Creating 'From Redgate Beach'

Publication date: 5 June 2020

Here is the finished print, which is available to buy in my Collections shop (click here).

This is a limited edition of 20 relief lino prints. Dimensions (image area): 32.5 x 52cm.

Keep scrolling to find out how I produced this print...

This is a view based on a photograph I took in May 2020 from Redgate Beach, near my home in Torquay.

Redgate Beach is closed to the public. The original access to the beach has all but disappeared, making it necessary to make a slightly precarious descent from the cliffs that loom above the sands - cliffs that are subject to landslide - and once on the beach there's no easy way off it at high tide.

Which is not to say no-one ever goes there - but the few that doare mostly rock climbers and the couple of guys who have made their home in a tent at the foot of the cliffs.


I took my photo facing south. The pair of trees in the centre of the frame, and the grass-covered rocks, made me think of Japanese prints by artists like Hokusai.
As you can see, there is no sea in the photo - the tide was out. So I introduced the water and a revised beach from photo I'd taken of a different beach on different day.
As I was getting into the cutting I was thinking about the invisible energy rising out the wood, which led me to attempt to capture that idea with celtic-style lines and circles. I spent quite a few hours completing this element, but as soon as I saw the proof I realised the patterns were too clunky - there are limits to how fine I can make this kind of imagery - so they were cut away and abandoned...
The next proof was a full-colour print. I printed the blue background, then I worked with a grade of burnt umber to black. After a couple of these, I realised the sea and sand needed to less-black - so this element is deliberately under-inked.

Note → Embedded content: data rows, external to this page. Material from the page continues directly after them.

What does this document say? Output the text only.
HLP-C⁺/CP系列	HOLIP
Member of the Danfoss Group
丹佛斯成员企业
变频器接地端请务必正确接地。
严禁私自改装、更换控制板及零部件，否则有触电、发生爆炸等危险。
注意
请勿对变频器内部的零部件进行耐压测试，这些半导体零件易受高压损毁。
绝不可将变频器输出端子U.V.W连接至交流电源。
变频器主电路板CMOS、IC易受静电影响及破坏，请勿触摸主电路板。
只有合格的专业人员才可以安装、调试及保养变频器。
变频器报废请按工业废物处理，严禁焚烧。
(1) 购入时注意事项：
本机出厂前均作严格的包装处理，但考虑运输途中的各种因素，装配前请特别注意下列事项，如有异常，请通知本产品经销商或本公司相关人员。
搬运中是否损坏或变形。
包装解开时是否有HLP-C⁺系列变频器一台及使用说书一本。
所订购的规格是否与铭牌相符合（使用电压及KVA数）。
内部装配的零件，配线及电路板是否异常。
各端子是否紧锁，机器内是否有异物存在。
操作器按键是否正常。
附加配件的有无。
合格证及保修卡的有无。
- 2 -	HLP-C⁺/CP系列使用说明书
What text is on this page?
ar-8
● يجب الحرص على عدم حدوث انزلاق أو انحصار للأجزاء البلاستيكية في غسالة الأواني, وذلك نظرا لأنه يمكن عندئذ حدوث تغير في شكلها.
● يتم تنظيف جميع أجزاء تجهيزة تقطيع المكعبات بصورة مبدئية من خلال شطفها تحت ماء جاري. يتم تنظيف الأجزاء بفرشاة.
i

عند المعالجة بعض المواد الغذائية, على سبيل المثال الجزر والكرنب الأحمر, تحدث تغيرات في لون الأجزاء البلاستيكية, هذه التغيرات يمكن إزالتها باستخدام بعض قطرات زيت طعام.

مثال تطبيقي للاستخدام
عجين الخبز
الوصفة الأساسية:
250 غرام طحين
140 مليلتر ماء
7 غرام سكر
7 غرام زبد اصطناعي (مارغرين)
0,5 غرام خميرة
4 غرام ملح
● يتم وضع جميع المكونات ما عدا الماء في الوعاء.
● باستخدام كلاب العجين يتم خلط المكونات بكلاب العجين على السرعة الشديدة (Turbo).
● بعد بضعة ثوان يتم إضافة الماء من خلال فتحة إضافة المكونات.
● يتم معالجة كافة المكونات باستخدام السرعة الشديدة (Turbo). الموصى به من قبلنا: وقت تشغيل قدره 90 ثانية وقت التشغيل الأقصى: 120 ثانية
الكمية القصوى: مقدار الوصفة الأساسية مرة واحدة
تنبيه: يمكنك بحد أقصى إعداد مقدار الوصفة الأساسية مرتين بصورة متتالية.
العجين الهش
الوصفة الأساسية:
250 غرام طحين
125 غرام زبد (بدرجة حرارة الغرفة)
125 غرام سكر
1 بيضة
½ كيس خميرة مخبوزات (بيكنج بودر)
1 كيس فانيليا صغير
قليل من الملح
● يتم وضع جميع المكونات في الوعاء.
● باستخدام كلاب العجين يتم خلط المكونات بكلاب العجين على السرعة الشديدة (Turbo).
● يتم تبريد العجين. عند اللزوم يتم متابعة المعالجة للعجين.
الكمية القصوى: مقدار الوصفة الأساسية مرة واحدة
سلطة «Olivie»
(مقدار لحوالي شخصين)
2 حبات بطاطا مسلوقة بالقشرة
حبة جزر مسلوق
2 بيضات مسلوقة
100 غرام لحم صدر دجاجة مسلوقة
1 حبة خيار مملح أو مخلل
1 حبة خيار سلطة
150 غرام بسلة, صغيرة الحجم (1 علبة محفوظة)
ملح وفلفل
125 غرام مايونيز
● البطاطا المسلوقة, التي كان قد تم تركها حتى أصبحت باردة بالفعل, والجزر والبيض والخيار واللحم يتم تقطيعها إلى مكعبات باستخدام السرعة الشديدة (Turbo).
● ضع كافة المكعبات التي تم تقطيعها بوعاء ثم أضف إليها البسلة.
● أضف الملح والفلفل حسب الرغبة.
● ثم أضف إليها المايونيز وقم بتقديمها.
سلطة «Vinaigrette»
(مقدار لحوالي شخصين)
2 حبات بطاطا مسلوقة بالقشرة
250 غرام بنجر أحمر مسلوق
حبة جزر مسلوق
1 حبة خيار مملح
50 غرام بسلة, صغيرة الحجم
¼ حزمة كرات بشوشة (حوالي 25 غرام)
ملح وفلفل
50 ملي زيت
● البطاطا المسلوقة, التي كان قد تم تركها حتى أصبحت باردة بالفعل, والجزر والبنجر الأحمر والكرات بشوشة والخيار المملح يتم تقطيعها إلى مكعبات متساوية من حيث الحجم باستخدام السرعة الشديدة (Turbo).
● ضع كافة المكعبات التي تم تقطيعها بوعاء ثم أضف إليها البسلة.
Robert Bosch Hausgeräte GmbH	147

But the result was distinctly unsatisfying - I had tried to retain the fine lines from the photograph - but they were too fine for the medium. There is more detail in the cutting than apears in the print (above) but the lines were filling with ink.

At this stage I was pretty-much decided on scrapping the project.
But instead of immediately throwing away over a week's work, I decided to experiment with the block by making the lines stronger (at risk of making them too heavy) and by adding a lot more 'invented' texture. I deliberately put the original image to one side and went for 'free cutting' - taking proofs every few hours to check the build of of tone and pattern.

The image above is of the block on the press at the end of printing.
And here are a few of the prints, drying in the sun.

This print may be quite a critical one in the development of my image-making. For a while now, I've wanted to combine more free drawing with the photographic interpretation that has been a kind of theme of my work. While this print may be a little too lyrical for what I have in mind, it works as a proof of concept - that the two textures - the freehand and the semi-photographic - can work alongside each other in a single print.